During the second quarter, equity markets regained their footing to finish in positive territory as investors were reassured by Fed Chairman Janet Yellen’s press conference that interest rates would remain low in order to stimulate growth. Bond markets also ended the quarter in positive territory but remain volatile as the risk of higher interest rates is offset by a flight to safety due to increased geopolitical tension in Europe, Asia and the Middle East.
For the period ending June 30, 2014: The Dow Jones Industrial Average returned 2.83% for the second quarter and is up 15.56% compared to a year ago. The broader S&P 500 Index posted gains of 5.23% for the quarter and is up 24.61% compared to a year ago. International stock markets also increased with the MSCI EAFE (Europe, Australasia, Far-East) Index increasing 4.09% for the second quarter, and up 23.57% compared to a year ago.
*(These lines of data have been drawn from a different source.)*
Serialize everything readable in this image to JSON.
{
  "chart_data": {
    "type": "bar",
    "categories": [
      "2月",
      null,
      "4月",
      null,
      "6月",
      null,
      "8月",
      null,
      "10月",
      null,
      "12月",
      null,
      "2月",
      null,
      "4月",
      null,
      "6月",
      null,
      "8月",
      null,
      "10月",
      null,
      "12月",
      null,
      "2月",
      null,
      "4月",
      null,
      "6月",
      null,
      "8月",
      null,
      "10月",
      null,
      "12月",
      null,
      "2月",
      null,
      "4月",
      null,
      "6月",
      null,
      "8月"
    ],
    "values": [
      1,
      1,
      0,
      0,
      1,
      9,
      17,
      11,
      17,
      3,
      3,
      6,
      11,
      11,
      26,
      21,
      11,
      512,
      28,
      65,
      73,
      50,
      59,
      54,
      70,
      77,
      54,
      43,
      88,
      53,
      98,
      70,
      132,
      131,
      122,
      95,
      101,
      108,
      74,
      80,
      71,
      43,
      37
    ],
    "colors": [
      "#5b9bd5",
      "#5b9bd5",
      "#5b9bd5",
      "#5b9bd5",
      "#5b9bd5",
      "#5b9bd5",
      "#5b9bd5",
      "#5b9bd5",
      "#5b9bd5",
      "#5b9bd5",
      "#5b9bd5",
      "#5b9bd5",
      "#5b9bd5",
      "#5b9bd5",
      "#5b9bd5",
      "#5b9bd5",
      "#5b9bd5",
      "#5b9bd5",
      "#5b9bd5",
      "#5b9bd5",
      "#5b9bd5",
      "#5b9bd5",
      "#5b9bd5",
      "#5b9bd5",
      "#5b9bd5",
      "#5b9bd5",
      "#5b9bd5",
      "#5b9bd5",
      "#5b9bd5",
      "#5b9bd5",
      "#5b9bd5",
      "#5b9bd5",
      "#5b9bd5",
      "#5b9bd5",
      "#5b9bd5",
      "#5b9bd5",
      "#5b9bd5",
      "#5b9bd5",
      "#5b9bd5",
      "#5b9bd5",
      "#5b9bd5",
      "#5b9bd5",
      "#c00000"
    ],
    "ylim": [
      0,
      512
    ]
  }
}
Even the riskier emerging markets posted gains with the MSCI EM (emerging markets) Index increasing 5.64% during the second quarter compared to a decline of -0.80% during the first quarter of 2014 over fears of higher interest rates.
Fixed income markets posted gains during the second quarter driven by a flight to safety as investors feared that geopolitical unrest in Europe, Asia, and the Middle East could intensify. The broad-based Barclays U.S. Aggregate Bond Index returned 2.04% for the second quarter and 4.37% for the year. Riskier bonds, as measured by the ML US High Yield Master II Index, had returns of 2.57% for the quarter and 11.84% for the year as fixed income investors sought higher yields. The more conservative US 10-year Treasury Bill index posted a return 2.25% for the quarter and negative 0.26% for the year.
While equity and fixed income markets posted gains during the second quarter, we remain cautious at the current levels as signs of slower economic growth, higher inflation (prices paid for energy, raw materials, food), and increased geopolitical risk weigh on investors. As companies begin to report their second quarter results and outlooks for the rest of the year, markets could get choppy as investors digest the results.
It is critical to have the appropriate mix of stock, bond, and cash investments based on time to retirement, risk tolerance and return expectations. Investors should conduct regular reviews of portfolios to make sure allocations have not gotten out of balance as a result of recent market movements. By diversifying across asset classes, investors will have exposure to investments that provide growth, income and preservation of capital (liquidity) through various economic cycles.